## Doubts in some inequalities used in asymptotic analysis

I was going through this recent paper, and I had a couple of doubts in the final analysis of complexity of the scheme (you don’t need to go through the whole paper). I included three questions here, as I thought they seem to simple questions.

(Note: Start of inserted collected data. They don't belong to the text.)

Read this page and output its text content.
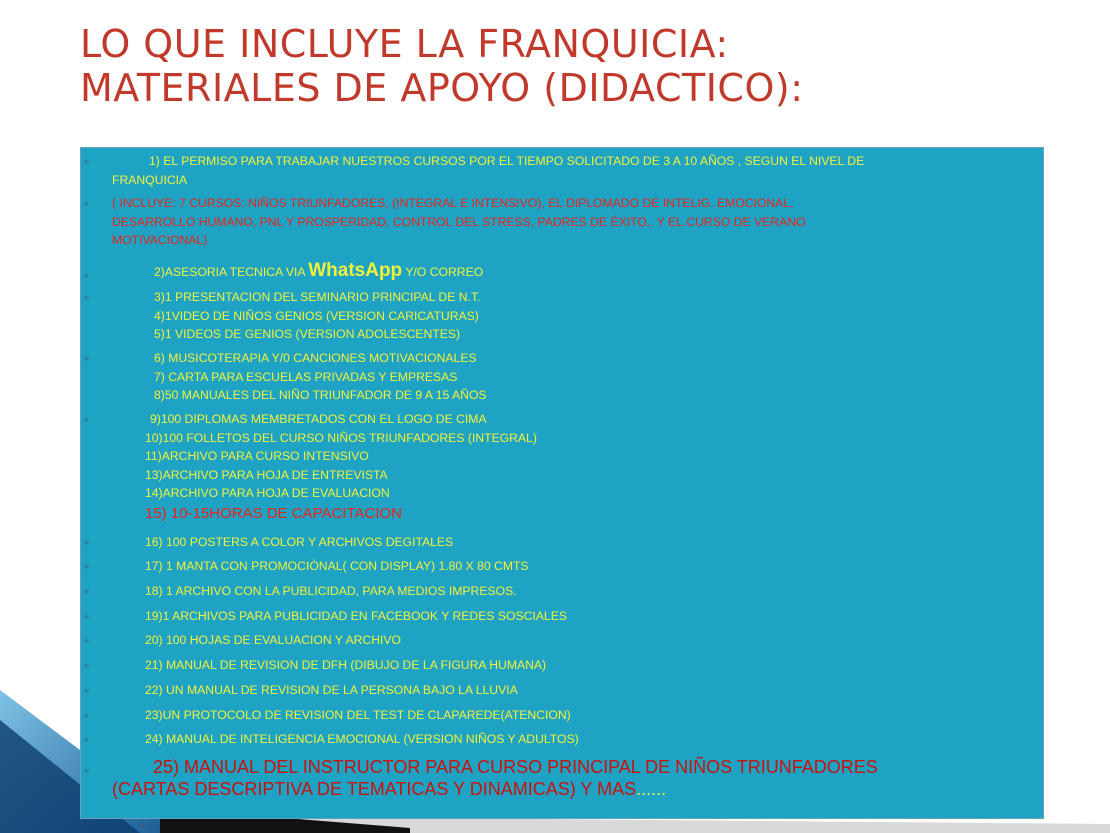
LO QUE INCLUYE LA FRANQUICIA:
MATERIALES DE APOYO (DIDACTICO):
▸	1) EL PERMISO PARA TRABAJAR NUESTROS CURSOS POR EL TIEMPO SOLICITADO DE 3 A 10 AÑOS , SEGUN EL NIVEL DE
FRANQUICIA
▸	( INCLUYE: 7 CURSOS: NIÑOS TRIUNFADORES, (INTEGRAL E INTENSIVO), EL DIPLOMADO DE INTELIG. EMOCIONAL,
DESARROLLO HUMANO, PNL Y PROSPERIDAD, CONTROL DEL STRESS, PADRES DE ÉXITO,. Y EL.CURSO DE VERANO
MOTIVACIONAL)
▸	2)ASESORIA TECNICA VIA WhatsApp Y/O CORREO
▸	3)1 PRESENTACION DEL SEMINARIO PRINCIPAL DE N.T.
4)1VIDEO DE NIÑOS GENIOS (VERSION CARICATURAS)
5)1 VIDEOS DE GENIOS (VERSION ADOLESCENTES)
▸	6) MUSICOTERAPIA Y/0 CANCIONES MOTIVACIONALES
7) CARTA PARA ESCUELAS PRIVADAS Y EMPRESAS
8)50 MANUALES DEL NIÑO TRIUNFADOR DE 9 A 15 AÑOS
▸	9)100 DIPLOMAS MEMBRETADOS CON EL LOGO DE CIMA
10)100 FOLLETOS DEL CURSO NIÑOS TRIUNFADORES (INTEGRAL)
11)ARCHIVO PARA CURSO INTENSIVO
13)ARCHIVO PARA HOJA DE ENTREVISTA
14)ARCHIVO PARA HOJA DE EVALUACION
15) 10-15HORAS DE CAPACITACION
▸	16) 100 POSTERS A COLOR Y ARCHIVOS DEGITALES
▸	17) 1 MANTA CON PROMOCIÒNAL( CON DISPLAY) 1.80 X 80 CMTS
▸	18) 1 ARCHIVO CON LA PUBLICIDAD, PARA MEDIOS IMPRESOS.
▸	19)1 ARCHIVOS PARA PUBLICIDAD EN FACEBOOK Y REDES SOSCIALES
▸	20) 100 HOJAS DE EVALUACION Y ARCHIVO
▸	21) MANUAL DE REVISION DE DFH (DIBUJO DE LA FIGURA HUMANA)
▸	22) UN MANUAL DE REVISION DE LA PERSONA BAJO LA LLUVIA
▸	23)UN PROTOCOLO DE REVISION DEL TEST DE CLAPAREDE(ATENCION)
▸	24) MANUAL DE INTELIGENCIA EMOCIONAL (VERSION NIÑOS Y ADULTOS)
▸	25) MANUAL DEL INSTRUCTOR PARA CURSO PRINCIPAL DE NIÑOS TRIUNFADORES
(CARTAS DESCRIPTIVA DE TEMATICAS Y DINAMICAS) Y MAS......
•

1. In Pg 17 (last four lines, see after equation 7), there is this inequality that is used (here, $$k(n) = \sqrt{\frac{n\delta(n)}{\log n}}$$ and $$\delta(n) = o(n / \log n)$$):

$$\frac{\binom{n}{a}}{\binom{^n/_k}{^a/_k}^k} \leq (^n/_k)^k$$

Can I know a proof for it?

1. Similarly, in the beginning of Pg 18, how is this possible? (the above inequality is used to get here though, $$(n / k)^{k / 2}$$ thing, and don’t worry about the meaning of $$\mathtt{ss}$$)

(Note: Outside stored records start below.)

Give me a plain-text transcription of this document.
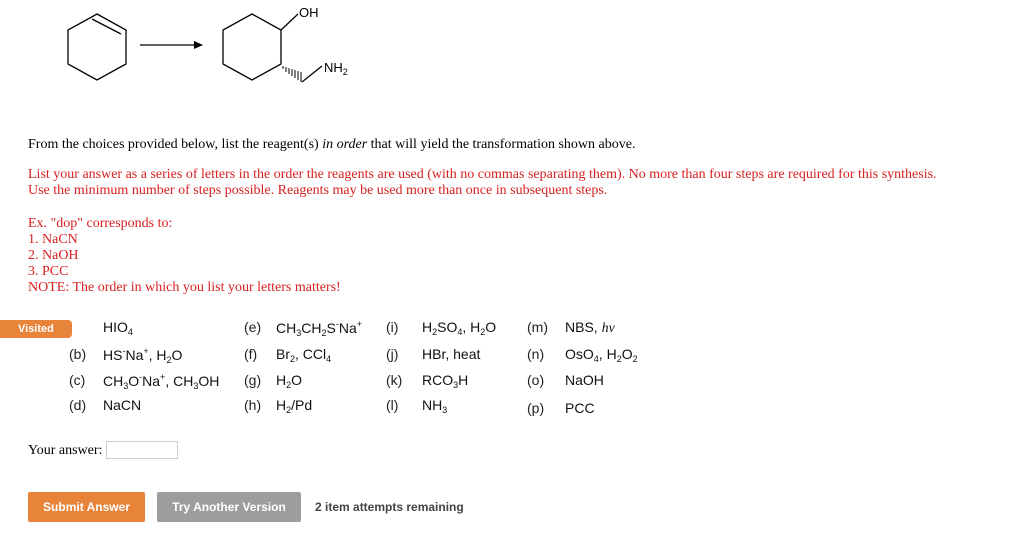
OH
$NH_2$
From the choices provided below, list the reagent(s) in order that will yield the transformation shown above.
List your answer as a series of letters in the order the reagents are used (with no commas separating them). No more than four steps are required for this synthesis.
Use the minimum number of steps possible. Reagents may be used more than once in subsequent steps.
Ex. "dop" corresponds to:
1. NaCN
2. NaOH
3. PCC
NOTE: The order in which you list your letters matters!
Visited	$HIO_4$
(b) HS-Na+, $H_2O$
(c) $CH_3O^-Na^+$, $CH_3OH$
(d) NaCN
(e) $CH_3CH_2S^-Na^+$
(f) $Br_2$, CCl$_4$
(g) $H_2O$
(h) $H_2/Pd$
(i) $H_2SO_4$, $H_2O$
(j) HBr, heat
(k) $RCO_3H$
(l) $NH_3$
(m) NBS, hν
(n) OsO$_4$, $H_2O_2$
(o) NaOH
(p) PCC
Your answer:
Submit Answer	Try Another Version	2 item attempts remaining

$$\mathtt{ss} \leq \sqrt{\binom{n}{\frac{n}{2}-\delta(n)}}\cdot (n / k)^{k / 2} \cdot \binom{k}{2\delta(n)} \cdot 2^{(2\delta(n)+1)n / k} \leq 2^{n / 2 + o(n)}$$

1. Also, this one might be a bit trivial, in Pg 17, one inequality above equation 7, the $$O(n)$$ term is dropped, isn’t that relevant?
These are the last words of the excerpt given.